Exhibit A is a true crime documentary that explores how forensic science can be misused to convict the innocent and allow the guilty to go free.
The series, released on Netflix in June 2019, questions the reliability of forensic science and the unquestionable status that it sometimes holds in court due to a lack of understanding of the evidence by the public and criminal justice professionals alike.
Where to watch Exhibit A?
You can watch the series on Netflix.
What is Exhibit A about?
Over four episodes, Exhibit A puts forensic science on trial and argues that its misuse, manipulation and misunderstanding has resulted in the conviction of scapegoats above real criminals, as well as enabling the real criminals to get away with it.
The documentary argues that the forensic evidence used to convict prisoners like George Powell, who is due for a second trial for aggravated robbery after ten years in prison, does not stand up to examination.
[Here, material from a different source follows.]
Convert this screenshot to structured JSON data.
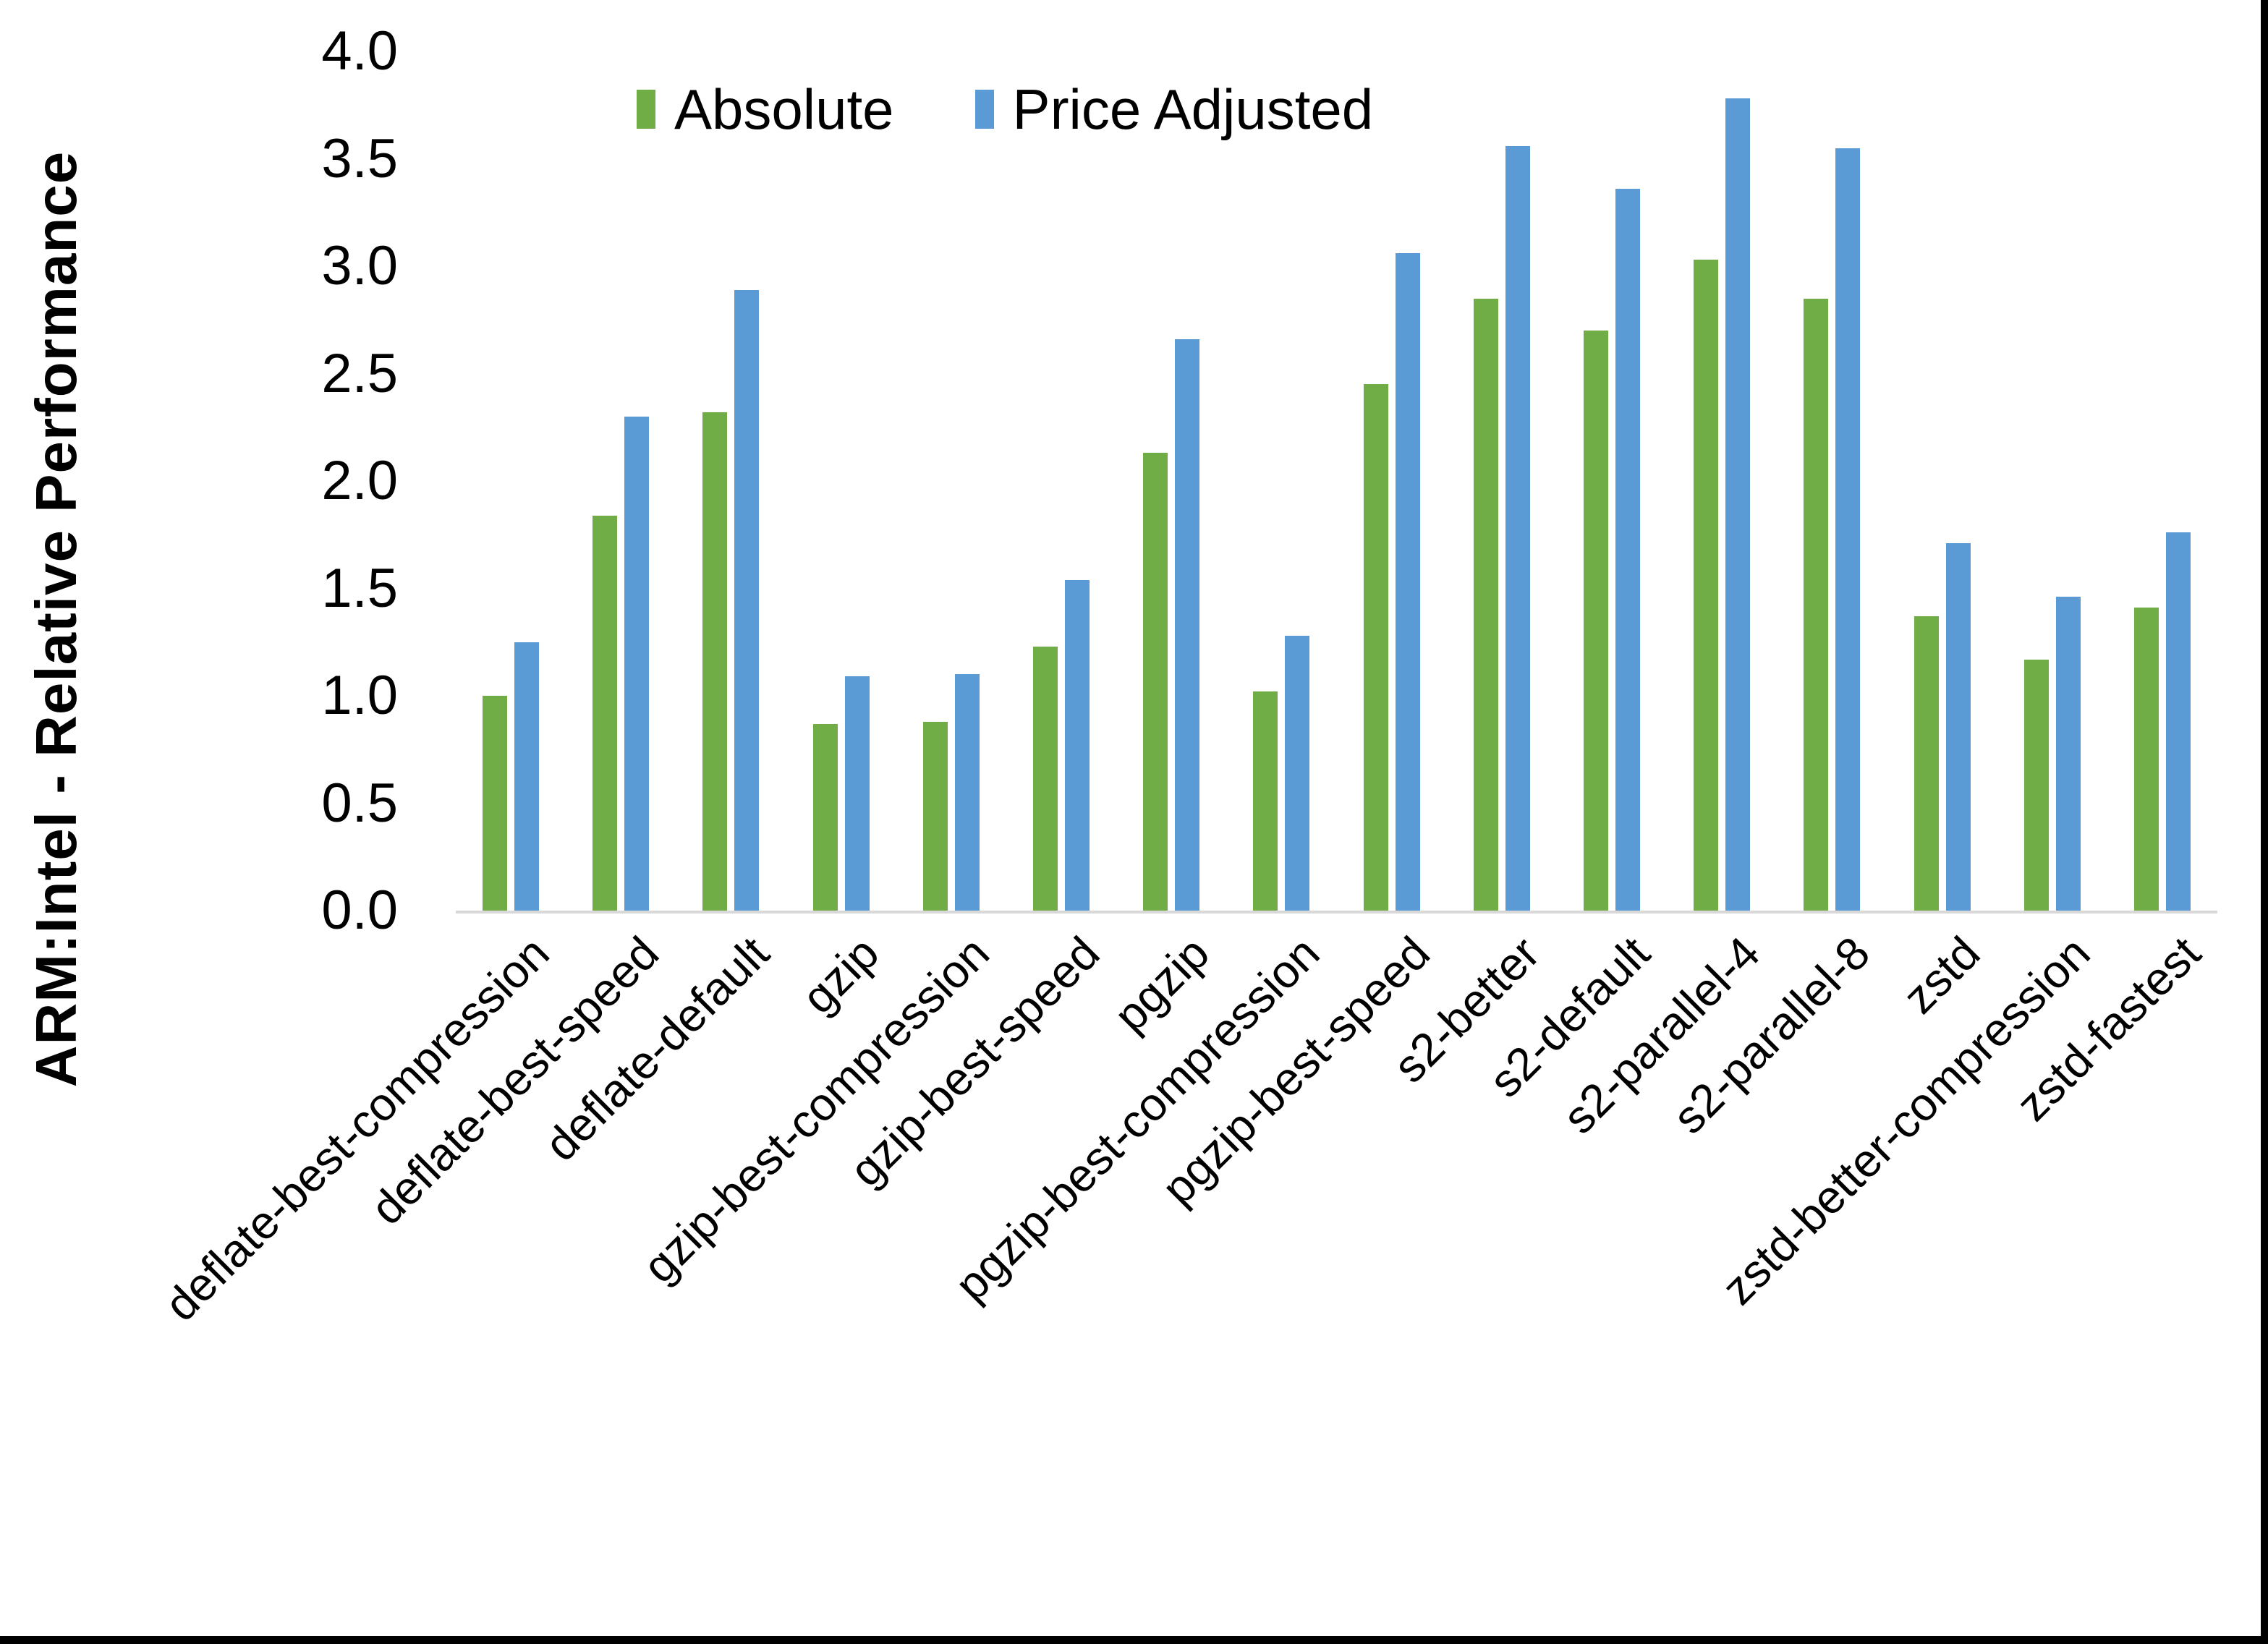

Earn The Necklace reports that forensic video expert said that the man in the video used to convict Powell is too short to be him, and documentary outlines this and other reasons to be skeptical about the evidence used to convict Powell in more detail.
The series has been criticised by The Review Geek for failing to offer much new insights on the topic given the plethora of exiting Netflix true crime documentaries currently available, but the series still attracted a moderately high 6.5/10 rating.
How accurate is Exhibit A?
So far, the reviews the series has been praised for its attention to detail in explaining the nature of forensic science and its use in the courtroom – but given its recent release, it may be a while before real forensic scientists and the criminal justice system in general will comment on the accuracy of the documentary’s claims.
But the relevance of the documentary series’ findings to other people currently in the criminal justice system, and the controversy this entails, at some point we can expect the series to elicit comment from the authorities as to its accuracy.
What to read and watch next?
If you want more true crime from Netflix, you should check out Conversations with a Killer: The Ted Bundy Tapes and Extremely Wicked, Shockingly Evil and Vile for the story of how Bundy evaded detection by the authorities, and then after being found out still managed to manipulate the public and members of the jury into believing him to be innocent for years.
Beyond that, many popular science books have been written on true crime, and particularly about forensic science and its problems. We recommend Val McDermid’s Forensics: The Anatomy of Crime, Dr Richard Sheperd’s Unnatural Causes and Professor Sue Black’s All That Remains: A Life in Death.